Gold Prices Decline as Dollar Strength and Fed Policy Outlook Overshadow War Premium

Deep News
03/06

Gold prices fell as the Middle East conflict entered its sixth day with no signs of resolution, weighed down by a stronger U.S. dollar and expectations of reduced monetary easing. During the U.S. trading session, gold dropped by as much as 1.5%. Inflation concerns driven by rising energy prices pushed up the U.S. dollar and Treasury yields. High inflation could prompt the Federal Reserve to keep interest rates steady or even raise them to curb price pressures.

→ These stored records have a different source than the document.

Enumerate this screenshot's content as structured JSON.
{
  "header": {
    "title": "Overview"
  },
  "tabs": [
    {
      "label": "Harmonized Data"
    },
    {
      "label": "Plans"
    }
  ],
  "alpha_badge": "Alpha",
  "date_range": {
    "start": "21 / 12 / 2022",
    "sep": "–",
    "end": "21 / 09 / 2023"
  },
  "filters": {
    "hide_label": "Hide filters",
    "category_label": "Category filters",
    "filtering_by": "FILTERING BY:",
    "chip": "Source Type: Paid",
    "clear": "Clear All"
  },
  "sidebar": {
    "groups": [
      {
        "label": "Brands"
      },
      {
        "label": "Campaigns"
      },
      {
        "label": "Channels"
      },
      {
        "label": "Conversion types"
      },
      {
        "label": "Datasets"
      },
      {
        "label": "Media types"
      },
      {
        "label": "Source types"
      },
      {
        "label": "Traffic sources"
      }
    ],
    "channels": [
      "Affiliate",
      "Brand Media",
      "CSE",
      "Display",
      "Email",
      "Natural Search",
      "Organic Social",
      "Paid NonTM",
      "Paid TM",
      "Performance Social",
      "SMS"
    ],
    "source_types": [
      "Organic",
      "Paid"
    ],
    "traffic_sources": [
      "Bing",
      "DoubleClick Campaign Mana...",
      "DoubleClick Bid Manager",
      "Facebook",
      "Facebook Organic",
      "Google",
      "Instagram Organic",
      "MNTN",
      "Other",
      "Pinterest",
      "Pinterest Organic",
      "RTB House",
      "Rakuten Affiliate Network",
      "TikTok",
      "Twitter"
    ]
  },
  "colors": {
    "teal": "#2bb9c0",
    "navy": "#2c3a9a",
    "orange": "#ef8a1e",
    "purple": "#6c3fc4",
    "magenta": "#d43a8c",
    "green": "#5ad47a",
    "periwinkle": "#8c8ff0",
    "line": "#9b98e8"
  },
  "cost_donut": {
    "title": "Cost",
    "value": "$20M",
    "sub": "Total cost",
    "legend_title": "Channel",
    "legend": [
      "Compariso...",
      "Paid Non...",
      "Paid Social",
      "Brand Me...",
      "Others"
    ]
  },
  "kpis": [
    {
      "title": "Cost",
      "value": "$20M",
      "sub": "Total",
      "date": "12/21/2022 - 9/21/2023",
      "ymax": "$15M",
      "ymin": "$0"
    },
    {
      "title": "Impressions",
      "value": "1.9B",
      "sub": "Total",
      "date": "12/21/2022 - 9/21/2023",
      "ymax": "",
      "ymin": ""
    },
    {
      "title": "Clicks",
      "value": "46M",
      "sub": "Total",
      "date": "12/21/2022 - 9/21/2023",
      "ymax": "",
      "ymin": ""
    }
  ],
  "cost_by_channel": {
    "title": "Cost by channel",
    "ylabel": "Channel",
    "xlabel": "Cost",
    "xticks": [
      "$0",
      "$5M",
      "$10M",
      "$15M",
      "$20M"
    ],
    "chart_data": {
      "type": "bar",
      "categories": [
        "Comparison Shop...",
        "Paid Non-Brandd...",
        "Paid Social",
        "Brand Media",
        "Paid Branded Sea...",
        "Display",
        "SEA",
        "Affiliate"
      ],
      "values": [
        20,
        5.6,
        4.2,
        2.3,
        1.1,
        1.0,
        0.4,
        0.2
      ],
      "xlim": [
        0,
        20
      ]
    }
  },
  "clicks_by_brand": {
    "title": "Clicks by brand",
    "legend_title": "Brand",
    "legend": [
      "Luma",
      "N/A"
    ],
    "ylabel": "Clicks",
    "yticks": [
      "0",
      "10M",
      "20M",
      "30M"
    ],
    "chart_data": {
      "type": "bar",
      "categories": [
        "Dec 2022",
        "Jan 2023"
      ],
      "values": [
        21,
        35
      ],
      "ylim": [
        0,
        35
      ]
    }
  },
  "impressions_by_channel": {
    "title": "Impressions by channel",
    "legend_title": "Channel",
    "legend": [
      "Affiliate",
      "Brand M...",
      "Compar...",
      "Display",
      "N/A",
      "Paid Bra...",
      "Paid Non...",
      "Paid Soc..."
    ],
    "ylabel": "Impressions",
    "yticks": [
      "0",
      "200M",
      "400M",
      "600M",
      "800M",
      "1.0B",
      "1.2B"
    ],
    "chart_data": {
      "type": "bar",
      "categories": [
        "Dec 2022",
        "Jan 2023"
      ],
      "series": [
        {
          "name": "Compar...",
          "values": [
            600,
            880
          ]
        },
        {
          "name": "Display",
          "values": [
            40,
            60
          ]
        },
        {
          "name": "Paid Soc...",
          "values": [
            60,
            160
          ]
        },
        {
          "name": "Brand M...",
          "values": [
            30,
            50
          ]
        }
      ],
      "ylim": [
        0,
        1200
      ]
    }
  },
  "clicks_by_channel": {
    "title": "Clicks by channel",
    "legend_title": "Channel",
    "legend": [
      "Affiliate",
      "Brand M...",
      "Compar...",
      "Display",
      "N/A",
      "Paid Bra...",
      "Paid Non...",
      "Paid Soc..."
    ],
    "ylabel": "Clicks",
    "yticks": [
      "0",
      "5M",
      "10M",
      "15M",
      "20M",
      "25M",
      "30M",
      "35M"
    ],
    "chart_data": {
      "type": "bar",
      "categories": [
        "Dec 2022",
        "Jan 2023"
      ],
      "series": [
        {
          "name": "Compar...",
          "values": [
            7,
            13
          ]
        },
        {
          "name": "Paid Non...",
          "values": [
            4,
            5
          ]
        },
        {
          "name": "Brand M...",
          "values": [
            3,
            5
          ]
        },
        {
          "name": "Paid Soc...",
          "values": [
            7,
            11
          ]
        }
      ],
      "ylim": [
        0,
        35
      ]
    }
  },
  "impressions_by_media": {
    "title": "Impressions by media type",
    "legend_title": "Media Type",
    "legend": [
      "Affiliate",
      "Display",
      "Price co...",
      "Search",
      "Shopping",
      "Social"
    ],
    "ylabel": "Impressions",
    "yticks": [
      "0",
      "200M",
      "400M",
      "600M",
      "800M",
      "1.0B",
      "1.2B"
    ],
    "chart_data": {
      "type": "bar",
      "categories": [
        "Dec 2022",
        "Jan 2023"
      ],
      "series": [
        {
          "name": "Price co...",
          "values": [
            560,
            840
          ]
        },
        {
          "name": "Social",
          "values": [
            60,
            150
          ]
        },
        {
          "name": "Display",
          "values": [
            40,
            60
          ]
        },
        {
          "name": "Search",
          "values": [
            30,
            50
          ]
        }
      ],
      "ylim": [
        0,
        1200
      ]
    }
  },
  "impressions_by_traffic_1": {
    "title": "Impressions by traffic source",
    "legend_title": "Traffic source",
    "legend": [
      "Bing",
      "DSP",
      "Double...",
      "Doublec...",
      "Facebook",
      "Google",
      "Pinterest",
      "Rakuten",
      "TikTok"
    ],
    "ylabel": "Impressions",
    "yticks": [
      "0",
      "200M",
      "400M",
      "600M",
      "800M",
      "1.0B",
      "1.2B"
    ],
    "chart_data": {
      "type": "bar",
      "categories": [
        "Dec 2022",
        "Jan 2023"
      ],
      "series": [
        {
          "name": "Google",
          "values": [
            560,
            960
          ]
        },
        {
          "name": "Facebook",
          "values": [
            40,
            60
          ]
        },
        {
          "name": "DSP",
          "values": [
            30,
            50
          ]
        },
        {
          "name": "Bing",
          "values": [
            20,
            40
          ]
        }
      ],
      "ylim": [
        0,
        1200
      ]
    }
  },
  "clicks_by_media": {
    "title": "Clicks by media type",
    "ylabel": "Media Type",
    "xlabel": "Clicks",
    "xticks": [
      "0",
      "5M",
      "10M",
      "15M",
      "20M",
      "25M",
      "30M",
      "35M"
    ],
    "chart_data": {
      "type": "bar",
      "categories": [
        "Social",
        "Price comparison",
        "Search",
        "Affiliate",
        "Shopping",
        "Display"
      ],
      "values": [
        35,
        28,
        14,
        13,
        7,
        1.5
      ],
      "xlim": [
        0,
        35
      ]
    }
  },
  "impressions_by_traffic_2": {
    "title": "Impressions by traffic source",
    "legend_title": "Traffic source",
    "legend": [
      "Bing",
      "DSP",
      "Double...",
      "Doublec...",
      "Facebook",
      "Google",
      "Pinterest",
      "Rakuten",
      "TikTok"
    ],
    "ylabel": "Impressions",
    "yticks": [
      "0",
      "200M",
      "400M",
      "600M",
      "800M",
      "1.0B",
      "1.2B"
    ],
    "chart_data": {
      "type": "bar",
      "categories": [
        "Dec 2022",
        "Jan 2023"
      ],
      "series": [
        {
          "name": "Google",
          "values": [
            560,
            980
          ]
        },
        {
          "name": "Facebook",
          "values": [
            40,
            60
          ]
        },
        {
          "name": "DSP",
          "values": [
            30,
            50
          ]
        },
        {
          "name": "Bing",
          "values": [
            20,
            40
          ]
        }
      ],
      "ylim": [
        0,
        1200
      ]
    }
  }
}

Swap traders now expect the Fed to cut rates by about 35 basis points by year-end, compared with expectations of 60 basis points last weekend. Since gold does not pay interest, this shift in expectations has put downward pressure on its price.

Some investors also sold gold to obtain liquidity to cover losses in U.S. stock markets. A commodities strategist noted that part of gold’s decline “appears driven by a risk-on rally in equities, particularly during U.S. trading hours, where investors are treating gold as a source of liquidity rather than questioning its fundamentals.” The strategist added, “Once equity market momentum fades, such selling pressure tends to ease, and gold’s overall supportive narrative remains intact.”

Supported by heightened geopolitical and trade tensions, as well as concerns over the Fed’s independence, gold has risen by about one-fifth so far this year. In late January, the price reached a record high above $5,595 per ounce.